元気に返事を返そうと思っているわけではないのに、勝手に愛想よくいつもより少し高い声で返事をしてしまう。先輩に呼ばれるということは、めんどくさいことを頼まれるに違いない。隣の会議室に移動する30秒の間に、あれかこれかと考える。27℃設定のエアコンの風は生ぬるい。

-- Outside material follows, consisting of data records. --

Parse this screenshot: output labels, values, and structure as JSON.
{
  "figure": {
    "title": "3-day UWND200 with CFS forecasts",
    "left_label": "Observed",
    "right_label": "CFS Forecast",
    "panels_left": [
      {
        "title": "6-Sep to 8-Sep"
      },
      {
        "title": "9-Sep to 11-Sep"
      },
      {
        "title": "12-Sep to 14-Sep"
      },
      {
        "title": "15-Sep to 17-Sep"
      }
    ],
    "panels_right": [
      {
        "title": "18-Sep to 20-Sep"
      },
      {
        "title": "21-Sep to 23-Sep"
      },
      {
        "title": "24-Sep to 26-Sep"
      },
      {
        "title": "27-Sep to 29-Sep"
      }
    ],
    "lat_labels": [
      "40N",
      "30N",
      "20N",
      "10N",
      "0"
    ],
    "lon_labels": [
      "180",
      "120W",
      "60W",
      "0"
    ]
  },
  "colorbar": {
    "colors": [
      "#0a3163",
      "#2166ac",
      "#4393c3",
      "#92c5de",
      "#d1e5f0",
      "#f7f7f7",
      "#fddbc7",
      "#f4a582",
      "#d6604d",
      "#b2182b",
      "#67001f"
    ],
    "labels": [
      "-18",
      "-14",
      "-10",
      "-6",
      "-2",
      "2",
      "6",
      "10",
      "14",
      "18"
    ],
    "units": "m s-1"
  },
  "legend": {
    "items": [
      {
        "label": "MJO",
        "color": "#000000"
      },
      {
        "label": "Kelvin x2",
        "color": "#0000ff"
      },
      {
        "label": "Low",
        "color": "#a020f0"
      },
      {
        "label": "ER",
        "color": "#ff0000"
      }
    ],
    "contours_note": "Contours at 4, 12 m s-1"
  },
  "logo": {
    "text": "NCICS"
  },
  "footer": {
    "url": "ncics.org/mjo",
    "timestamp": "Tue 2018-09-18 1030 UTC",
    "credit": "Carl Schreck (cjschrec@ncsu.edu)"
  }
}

「実は急遽2日後に出張に行ってほしくて。博多に1泊2日。」(ほう。なんのために私が?1人で?異動してきたばかりの私が?)心の声はなんでなんで状態だ。空返事ではい…と答えると飯野さんが続けて「この話を山家さんに伝えてくれないかな?音葉さんならいい感じに。」(はい?!なぜ私が仲介をしないといけないの??)160㎝くらいの飯野さんが手を合わせ申し訳なさそうにお願いと頼んでいるドアを1枚挟んだ1番後ろに山家さんの姿が見える。山家さんは今年から異動してきた私より2つ年上の女性の先生でいまいち何を考えているか分からないような人だ。飯野さんの方が年上で教員歴も上なのになぜこんなに年下のペーペーの私が山家さんに頼み事を伝えるのか。まぁでもこんなに頼まれたら断れないよな。だって私は〝人の顔色ばかり気にしてるから〟いや正しく言うと〝気づいてしまうから〟嫌なくらいに。その勘はやけに鋭く正当性が高いため、無視できずにいる。「わっかりました…!今日中に伝えてみます!」と従順な人を装う私に対して助かった!と言わんばかりの表情で元にいた部屋に戻る飯野さんの身体の周りに四分音符や八分音符が見えるほどご機嫌だ。私の目線の真っ直ぐには真剣にパソコンと教科書と指導要領を照らし合わせている山家さんがいる。山家さんのペンケースやポールペンはネコばかりでどう見てもネコ好きだ。本人に確認はしたことないけれど確認するまでもない。